Oskar Pastior est né allemand à Hermannstadt (Siebenbürgen). Il y a suivi des études au lycée jusqu’en 1944 et en 1945 il a été déporté par les Russes, en Ukraine orientale. Après 1949, il a travaillé, à Hermannstadt, comme cloueur de caisses, malaxeur de béton, et calculateur dans une entreprise de construction. Après trois ans de service militaire et un diplôme de téléphoniste, il a pu finalement étudier la littérature germanique à Bucarest.
En 1960, il est devenu rédacteur à la radio roumaine pour des écrivains allemands. Après Vienne et Munich, il est finalement arrivé à Berlin. C’est là qu’il a trouvé sa place. La poésie baroque, Quirinus Kuhlmann, le russe Velimir Khlebnikov, et d’autres grands de la poésie expérimentale des années vingt, également le groupe de Vienne, qui compte parmi ses rencontres majeures.
Ayant rencontré, comme premier poète allemand, Georges Perec, il a rejoint l’Oulipo, l’ouvroir de littérature potentielle. Il est venu maintes fois au Literaturhaus de Berlin. Il devait y revenir cet automne.
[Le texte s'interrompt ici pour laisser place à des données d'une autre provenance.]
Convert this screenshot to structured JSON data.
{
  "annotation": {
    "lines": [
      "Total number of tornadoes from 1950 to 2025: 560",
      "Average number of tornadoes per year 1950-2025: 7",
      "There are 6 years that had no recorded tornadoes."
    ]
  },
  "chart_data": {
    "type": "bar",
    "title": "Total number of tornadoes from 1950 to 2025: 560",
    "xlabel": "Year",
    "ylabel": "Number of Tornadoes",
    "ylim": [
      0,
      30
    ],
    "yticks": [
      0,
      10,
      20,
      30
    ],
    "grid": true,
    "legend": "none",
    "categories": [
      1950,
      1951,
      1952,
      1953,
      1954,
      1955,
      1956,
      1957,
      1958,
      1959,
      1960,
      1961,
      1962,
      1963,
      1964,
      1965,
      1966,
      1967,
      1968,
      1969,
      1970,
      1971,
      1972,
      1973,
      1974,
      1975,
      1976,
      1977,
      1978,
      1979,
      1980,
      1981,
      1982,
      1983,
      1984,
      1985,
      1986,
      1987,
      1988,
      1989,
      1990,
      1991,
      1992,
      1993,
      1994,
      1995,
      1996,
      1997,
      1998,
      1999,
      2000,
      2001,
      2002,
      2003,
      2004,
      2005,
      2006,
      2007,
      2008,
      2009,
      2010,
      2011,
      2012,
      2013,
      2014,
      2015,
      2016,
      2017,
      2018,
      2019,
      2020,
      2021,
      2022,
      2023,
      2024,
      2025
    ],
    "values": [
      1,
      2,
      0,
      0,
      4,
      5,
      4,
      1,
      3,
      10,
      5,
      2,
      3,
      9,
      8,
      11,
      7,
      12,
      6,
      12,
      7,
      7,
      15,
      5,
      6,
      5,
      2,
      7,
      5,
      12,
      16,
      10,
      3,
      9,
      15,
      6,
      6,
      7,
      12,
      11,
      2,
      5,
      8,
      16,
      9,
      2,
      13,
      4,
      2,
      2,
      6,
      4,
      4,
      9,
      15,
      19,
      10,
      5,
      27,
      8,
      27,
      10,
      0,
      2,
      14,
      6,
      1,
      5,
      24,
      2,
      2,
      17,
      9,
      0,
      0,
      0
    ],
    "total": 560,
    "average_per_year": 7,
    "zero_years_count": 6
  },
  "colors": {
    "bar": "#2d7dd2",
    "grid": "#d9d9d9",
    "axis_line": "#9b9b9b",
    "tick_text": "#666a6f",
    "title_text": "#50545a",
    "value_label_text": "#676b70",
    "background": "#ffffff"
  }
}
Indépendamment des oulipiens, mais d’une manière analogue, Oskar Pastior a développé un principe qui consiste à ne pas laisser les poèmes se former par eux-mêmes, mais à les fabriquer à partir du principe formel de la contrainte. Ainsi éclatent des contenus nouveaux, une nouvelle logique stylistique est libérée et sont déclenchés les mouvements élastiques, dansants, de la langue.
En 1993/94, dans une conférence prononcée à Francfort, Pastior a décrit son travail de la langue : « avec les projets, leur expérience d’écriture, oui, avec leurs noms, se sont développés certaines bonnes manières poétiques, des dextérités, des capacités qui ne sont pas seulement créatives mais agissantes pour des projets ultérieurs, et toujours susceptibles de redistribution ».
Ainsi nomme-t-il ce qu’un artiste libre et libéré voudrait écrire : poèmespoèmes, écoutoirs, plaisirchairs, peaud’échange, les chants de Crimée gothique, phénomèneslimite, et les Tinitusse, les Sonetburger, Tête-serin et Vocalises, poèmes anagrammatiques, TêtenuJanusTête palindrome, et pour finir la petite machine sextine « avec ces merveilleux outils magiques, qui ont donné leur nom et leur titre à tant de livres et d’enregistrements, Oskar Pastior est devenu le doyen de la poésie ». Ainsi l’ai-je moi-même nommé officiellement après la mort de HC Artmann. Il a compris, je pense, cette déclaration d’amour. Il est, à n’en pas douter, LE grand poète de notre temps, qui change la pesanteur en légèreté, et qui fait advenir, par la précision d’un travail infatigable, bonheur et délectation.